Sparita da valli e fabbriche in Piemonte ora la Lega trema “I diamanti ci costeranno cari”
Torino. Quando si viaggia sulla vecchia statale del Moncenisio, la terra delle rivolte No Tav, può capitare di fermarsi a un bar per bere un vinello da denuncia ai Nas.
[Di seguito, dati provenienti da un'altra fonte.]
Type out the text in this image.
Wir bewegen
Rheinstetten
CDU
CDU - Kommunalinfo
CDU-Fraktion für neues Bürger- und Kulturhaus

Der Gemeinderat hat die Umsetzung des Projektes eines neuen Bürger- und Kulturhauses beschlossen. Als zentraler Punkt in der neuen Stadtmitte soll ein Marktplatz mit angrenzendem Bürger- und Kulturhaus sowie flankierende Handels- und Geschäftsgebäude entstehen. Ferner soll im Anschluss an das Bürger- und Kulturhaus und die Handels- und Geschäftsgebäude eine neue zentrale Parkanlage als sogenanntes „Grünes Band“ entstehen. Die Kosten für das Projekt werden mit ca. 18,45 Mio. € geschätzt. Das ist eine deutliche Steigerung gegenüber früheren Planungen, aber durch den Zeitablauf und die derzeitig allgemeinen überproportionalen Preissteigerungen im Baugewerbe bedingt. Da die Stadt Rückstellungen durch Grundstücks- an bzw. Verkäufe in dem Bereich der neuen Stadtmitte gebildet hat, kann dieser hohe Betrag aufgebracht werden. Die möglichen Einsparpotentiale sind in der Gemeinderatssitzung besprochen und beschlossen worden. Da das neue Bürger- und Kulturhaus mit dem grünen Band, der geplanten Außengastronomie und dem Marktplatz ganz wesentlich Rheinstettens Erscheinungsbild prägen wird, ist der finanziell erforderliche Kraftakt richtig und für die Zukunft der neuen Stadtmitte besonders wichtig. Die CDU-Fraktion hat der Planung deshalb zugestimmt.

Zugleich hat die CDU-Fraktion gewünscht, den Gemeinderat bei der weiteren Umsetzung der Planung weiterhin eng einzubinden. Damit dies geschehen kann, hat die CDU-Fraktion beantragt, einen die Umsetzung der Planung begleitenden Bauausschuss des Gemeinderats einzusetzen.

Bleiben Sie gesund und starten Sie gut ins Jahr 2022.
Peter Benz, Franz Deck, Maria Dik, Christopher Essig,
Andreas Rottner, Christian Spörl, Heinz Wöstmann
E lì, calando lo sguardo dalla terrazza sul gomitolo fumante di caotica massa urbana, sulle cave dell’autostrada a cielo aperto, sulle palazzine sghembe da cui spunta a fatica la cime di un campanile, può capitare di chiedersi: «Ma che cosa ci sarà da conservare in Val di Susa?». Però si capisce che la rivolta No Tav è ormai una festa popolare, l’ultima occasione di sentirsi al centro dell’attenzione, il sussulto identitario di una ex valle montana avviata a disperdersi nell’anonimato della periferia universale. E allora, dov’è la Lega? Un tempo sarebbe stata la sua scena di battaglia. Erano quelli i suoi luoghi, i temi, i miti, le facce delle origini, lo stesso spirito indomito e arcaico un po’ da villaggio di Asterix. La Lega è nata dalle Alpi, s’è ingrossata per la pedemontana e ha finito per invadere le città della grande pianura, proprio come il corso del dio Po. Ora, in Val di Susa sono passati tutti i venditori di fumo del ribellismo, ma non le camicie verdi. I nuovi populisti hanno usato i trucchi del primo Bossi, l’astuzia di capitalizzare consensi cavalcando proteste magari giuste, ma ultra locali e perciò destinate al fallimento. Nell’era globale non sarà certo la fiera rivolta di una valle alpina a fermare la macchina d’interessi miliardari in marcia da Lisbona a Kiev.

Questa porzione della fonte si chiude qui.